Characterization of pediatric onset common variable immunodeficiency (CVID) in a large cohort
Saturday, March 3, 2018
South Hall A2 (Convention Center)
Carolyn H. Baloh, MD, Anupama Reddy, PhD, Rebecca H. Buckley, MD FAAAAI, Patricia L. Lugar, MD MS
RATIONALE: Pediatric-onset CVID is poorly characterized with a sparse number of dedicated reports that lack longitudinal follow-up to allow for understanding the disease’s impact with time. This study sought to better characterize pediatric CVID in a large cohort of CVID patients followed at an academic center for up to 31 years.

METHODS: We performed a chart review of all patients seen at a large academic institution with a diagnosis code of CVID, ICD-9 279.06 and/or ICD-10 D83.9, (n=204) from January 2005 to 2016. Two reviewers confirmed the diagnosis. Data recorded included disease characteristics, comorbidities, and outcomes. Odds ratios and Fisher tests were utilized to examine trends. This study was IRB approved.

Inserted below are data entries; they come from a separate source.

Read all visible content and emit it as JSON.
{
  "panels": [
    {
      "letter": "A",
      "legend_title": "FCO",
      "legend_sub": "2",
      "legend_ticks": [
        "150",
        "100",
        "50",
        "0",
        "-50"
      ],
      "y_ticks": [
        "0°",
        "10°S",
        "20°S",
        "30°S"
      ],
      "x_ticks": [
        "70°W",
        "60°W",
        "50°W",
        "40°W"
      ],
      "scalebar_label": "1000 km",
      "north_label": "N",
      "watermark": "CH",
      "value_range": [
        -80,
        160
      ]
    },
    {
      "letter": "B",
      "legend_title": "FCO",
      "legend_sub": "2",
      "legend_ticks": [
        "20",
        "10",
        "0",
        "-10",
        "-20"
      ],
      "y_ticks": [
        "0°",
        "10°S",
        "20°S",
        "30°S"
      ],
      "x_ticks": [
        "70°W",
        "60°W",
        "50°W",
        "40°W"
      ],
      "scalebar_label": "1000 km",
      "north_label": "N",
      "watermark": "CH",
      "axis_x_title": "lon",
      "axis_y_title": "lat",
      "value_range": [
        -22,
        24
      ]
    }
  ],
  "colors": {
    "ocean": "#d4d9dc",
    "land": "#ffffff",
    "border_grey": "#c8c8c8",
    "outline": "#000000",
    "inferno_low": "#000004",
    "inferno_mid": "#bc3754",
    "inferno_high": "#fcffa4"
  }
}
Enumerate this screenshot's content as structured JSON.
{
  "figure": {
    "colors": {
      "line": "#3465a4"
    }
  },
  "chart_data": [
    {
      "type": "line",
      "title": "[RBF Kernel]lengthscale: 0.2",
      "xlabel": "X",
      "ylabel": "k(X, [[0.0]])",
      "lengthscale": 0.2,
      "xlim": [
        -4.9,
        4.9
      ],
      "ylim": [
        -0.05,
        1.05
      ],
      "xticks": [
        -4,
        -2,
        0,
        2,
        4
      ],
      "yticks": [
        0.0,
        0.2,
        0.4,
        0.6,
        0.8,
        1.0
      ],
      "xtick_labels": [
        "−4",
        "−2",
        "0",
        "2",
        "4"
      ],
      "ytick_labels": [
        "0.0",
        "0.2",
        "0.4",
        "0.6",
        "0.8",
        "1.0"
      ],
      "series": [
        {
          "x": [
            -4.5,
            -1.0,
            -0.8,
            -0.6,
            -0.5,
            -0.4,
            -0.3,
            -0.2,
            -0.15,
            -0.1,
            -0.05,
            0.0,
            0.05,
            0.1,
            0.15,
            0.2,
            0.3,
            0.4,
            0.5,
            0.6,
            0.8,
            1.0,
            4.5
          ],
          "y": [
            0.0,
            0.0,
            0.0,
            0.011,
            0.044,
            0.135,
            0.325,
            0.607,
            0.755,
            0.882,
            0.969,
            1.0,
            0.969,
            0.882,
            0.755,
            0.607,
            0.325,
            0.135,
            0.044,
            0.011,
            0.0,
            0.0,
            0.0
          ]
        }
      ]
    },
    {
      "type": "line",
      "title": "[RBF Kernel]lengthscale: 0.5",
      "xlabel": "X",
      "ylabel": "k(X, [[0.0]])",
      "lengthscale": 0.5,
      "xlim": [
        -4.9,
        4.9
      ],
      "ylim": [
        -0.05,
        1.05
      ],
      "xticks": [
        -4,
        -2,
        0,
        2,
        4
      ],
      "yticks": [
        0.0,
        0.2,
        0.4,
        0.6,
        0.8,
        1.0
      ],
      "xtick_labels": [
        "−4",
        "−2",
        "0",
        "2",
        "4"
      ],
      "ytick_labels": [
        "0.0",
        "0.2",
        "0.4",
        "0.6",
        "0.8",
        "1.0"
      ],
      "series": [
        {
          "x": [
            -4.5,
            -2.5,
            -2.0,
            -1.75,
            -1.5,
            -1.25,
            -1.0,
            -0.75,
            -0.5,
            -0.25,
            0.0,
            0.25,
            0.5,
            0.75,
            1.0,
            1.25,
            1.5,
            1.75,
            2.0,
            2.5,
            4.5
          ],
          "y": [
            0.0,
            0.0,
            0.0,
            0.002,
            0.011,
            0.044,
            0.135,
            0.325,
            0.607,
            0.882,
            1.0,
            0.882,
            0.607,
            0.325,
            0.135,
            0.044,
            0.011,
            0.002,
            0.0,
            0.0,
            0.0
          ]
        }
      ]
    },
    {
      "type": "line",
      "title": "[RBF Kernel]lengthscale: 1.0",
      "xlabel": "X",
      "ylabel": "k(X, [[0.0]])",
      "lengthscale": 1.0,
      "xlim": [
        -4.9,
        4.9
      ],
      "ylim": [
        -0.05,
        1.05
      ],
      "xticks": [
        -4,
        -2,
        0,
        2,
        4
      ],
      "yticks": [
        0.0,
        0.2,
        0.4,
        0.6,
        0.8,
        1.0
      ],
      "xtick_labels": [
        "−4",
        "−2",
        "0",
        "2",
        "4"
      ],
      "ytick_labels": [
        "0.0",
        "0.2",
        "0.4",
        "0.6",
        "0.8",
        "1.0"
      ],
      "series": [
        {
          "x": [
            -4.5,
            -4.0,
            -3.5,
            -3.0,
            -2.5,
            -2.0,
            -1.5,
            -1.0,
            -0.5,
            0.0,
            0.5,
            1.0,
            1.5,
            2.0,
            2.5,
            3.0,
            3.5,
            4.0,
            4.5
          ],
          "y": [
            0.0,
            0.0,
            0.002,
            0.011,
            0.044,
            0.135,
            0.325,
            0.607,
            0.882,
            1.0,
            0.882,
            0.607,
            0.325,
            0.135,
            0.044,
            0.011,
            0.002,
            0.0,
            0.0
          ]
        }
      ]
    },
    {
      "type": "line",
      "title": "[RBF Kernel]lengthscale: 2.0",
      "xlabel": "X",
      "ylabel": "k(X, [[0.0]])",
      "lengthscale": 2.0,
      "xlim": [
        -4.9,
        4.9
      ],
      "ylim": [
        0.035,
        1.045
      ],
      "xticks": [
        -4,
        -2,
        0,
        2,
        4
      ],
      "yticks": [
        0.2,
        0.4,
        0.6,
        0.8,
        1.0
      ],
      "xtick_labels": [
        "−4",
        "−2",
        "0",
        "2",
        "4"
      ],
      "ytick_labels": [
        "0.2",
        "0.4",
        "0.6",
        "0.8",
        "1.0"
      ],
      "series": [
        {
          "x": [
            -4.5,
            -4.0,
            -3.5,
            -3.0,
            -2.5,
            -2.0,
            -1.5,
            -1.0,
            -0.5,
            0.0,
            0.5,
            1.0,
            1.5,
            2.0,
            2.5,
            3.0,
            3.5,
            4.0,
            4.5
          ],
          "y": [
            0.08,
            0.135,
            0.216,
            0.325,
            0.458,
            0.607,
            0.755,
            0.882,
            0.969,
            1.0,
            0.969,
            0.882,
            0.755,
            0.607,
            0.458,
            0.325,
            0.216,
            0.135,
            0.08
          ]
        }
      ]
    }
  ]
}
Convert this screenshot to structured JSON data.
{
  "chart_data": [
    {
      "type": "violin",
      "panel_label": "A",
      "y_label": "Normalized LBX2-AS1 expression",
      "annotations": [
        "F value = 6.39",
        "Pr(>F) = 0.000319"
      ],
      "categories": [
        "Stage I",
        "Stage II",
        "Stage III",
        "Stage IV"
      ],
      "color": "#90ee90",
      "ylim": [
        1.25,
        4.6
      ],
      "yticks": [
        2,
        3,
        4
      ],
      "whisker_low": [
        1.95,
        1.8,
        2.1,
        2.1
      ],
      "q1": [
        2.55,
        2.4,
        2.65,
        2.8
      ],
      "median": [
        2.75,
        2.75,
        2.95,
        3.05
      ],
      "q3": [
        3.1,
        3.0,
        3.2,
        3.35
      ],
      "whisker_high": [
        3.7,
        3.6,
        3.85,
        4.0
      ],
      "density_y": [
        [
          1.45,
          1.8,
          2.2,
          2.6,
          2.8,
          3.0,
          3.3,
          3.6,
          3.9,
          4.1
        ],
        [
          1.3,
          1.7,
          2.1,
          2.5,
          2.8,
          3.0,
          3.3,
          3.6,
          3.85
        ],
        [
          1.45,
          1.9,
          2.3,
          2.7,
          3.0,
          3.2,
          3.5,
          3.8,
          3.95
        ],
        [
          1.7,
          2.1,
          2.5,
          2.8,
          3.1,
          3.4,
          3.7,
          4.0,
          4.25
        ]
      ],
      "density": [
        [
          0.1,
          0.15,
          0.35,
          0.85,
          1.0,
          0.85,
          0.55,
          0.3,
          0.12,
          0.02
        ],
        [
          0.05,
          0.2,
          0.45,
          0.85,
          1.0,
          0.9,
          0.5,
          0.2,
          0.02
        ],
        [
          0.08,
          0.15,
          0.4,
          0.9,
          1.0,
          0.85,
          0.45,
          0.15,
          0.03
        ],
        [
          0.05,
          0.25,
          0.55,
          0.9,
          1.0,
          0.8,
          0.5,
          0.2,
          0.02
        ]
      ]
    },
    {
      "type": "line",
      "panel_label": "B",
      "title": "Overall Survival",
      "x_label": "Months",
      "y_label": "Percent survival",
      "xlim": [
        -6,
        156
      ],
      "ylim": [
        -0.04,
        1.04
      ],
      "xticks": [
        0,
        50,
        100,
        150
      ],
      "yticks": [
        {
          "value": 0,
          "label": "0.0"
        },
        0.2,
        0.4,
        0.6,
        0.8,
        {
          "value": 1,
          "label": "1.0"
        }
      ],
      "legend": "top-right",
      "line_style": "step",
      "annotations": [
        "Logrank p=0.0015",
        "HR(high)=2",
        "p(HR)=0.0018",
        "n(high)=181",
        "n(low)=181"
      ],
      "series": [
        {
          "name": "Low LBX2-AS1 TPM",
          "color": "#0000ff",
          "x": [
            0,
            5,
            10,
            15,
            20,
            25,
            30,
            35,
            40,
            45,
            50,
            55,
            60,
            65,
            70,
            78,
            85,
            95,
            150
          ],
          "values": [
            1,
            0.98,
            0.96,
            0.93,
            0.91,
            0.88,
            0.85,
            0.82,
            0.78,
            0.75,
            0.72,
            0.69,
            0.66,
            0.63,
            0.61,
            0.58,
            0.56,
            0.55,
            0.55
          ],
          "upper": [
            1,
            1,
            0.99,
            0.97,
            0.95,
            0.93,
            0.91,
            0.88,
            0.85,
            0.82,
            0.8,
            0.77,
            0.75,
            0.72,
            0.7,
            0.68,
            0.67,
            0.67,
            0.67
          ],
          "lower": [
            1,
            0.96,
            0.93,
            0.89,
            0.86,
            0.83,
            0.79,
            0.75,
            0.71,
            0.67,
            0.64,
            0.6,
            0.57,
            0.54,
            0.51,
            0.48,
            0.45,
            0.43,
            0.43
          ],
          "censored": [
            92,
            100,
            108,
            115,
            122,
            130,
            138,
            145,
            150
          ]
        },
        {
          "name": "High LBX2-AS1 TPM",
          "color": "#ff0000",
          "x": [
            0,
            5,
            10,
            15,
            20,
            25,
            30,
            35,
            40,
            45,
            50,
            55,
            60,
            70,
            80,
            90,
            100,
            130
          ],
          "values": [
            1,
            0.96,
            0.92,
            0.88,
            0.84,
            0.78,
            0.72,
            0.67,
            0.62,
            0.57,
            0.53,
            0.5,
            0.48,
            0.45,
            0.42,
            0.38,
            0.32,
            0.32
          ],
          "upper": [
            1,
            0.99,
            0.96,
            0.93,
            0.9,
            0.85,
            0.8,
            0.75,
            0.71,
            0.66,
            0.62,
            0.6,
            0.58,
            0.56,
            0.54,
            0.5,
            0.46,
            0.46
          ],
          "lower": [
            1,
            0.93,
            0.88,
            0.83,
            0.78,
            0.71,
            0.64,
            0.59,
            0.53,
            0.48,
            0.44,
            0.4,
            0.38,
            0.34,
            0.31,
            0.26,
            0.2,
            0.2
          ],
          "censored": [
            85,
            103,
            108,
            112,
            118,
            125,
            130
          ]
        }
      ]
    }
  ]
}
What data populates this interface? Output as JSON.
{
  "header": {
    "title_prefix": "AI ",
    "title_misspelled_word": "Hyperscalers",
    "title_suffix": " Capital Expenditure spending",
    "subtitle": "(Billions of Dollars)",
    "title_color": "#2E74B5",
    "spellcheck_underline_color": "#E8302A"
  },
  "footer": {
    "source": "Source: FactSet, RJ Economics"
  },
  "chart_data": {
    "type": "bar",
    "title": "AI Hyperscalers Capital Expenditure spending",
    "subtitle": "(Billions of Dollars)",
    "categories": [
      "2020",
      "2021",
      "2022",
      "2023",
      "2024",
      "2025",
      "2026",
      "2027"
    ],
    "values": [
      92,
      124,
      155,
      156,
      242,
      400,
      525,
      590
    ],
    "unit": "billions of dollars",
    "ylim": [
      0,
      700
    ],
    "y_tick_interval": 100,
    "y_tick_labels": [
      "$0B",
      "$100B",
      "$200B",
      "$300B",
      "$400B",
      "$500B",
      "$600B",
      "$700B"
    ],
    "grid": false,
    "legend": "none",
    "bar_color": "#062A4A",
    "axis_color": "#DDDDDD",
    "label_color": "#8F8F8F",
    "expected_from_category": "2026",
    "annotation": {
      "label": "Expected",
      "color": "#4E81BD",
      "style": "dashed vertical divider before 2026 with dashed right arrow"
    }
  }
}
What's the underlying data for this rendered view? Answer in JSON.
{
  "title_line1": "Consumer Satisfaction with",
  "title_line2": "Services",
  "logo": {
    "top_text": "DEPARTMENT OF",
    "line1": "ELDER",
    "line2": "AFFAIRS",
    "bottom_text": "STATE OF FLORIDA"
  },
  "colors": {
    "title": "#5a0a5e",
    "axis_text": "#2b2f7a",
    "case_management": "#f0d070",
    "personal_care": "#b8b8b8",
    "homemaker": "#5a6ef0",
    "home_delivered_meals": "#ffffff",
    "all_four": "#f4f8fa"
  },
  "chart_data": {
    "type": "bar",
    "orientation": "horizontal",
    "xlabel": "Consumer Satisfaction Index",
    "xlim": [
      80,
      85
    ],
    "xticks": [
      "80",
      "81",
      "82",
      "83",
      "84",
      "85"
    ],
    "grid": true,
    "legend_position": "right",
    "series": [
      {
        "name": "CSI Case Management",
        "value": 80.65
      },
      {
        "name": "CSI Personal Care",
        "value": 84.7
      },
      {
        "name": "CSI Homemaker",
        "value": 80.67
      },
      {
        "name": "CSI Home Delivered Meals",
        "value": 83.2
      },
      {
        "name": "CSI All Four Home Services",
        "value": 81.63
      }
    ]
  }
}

RESULTS: 91 first displayed symptoms at a pediatric age (<18 years), and of these 2/3 were diagnosed within 5 years of symptom onset. The most common infection types were sinusitis, otitis media, pneumonia, bronchitis, and varicella. Autoimmune cytopenias were significantly correlated with pediatric males (p<0.05). Lung nodules, suggesting granulomatous lymphocytic interstitial lung disease, were significantly correlated with pediatric females (p<0.05). Pediatric onset was inversely correlated with cancer development (p<0.05). Deceased patient status (n=13) was correlated with pediatric symptom onset (OR 3.38, p<0.05). Infection was the most common cause of death, and 70% had baseline IgA levels <=6.

CONCLUSIONS: Pediatricians have improved in their recognition of CVID, and should continue to send immunoglobulin levels for patients with recurrent infections and with autoimmune cytopenias. Despite early diagnosis, pediatric-onset CVID was significantly correlated with mortality. Data suggest mortality attributable to secondary immunosuppression to manage comorbidities.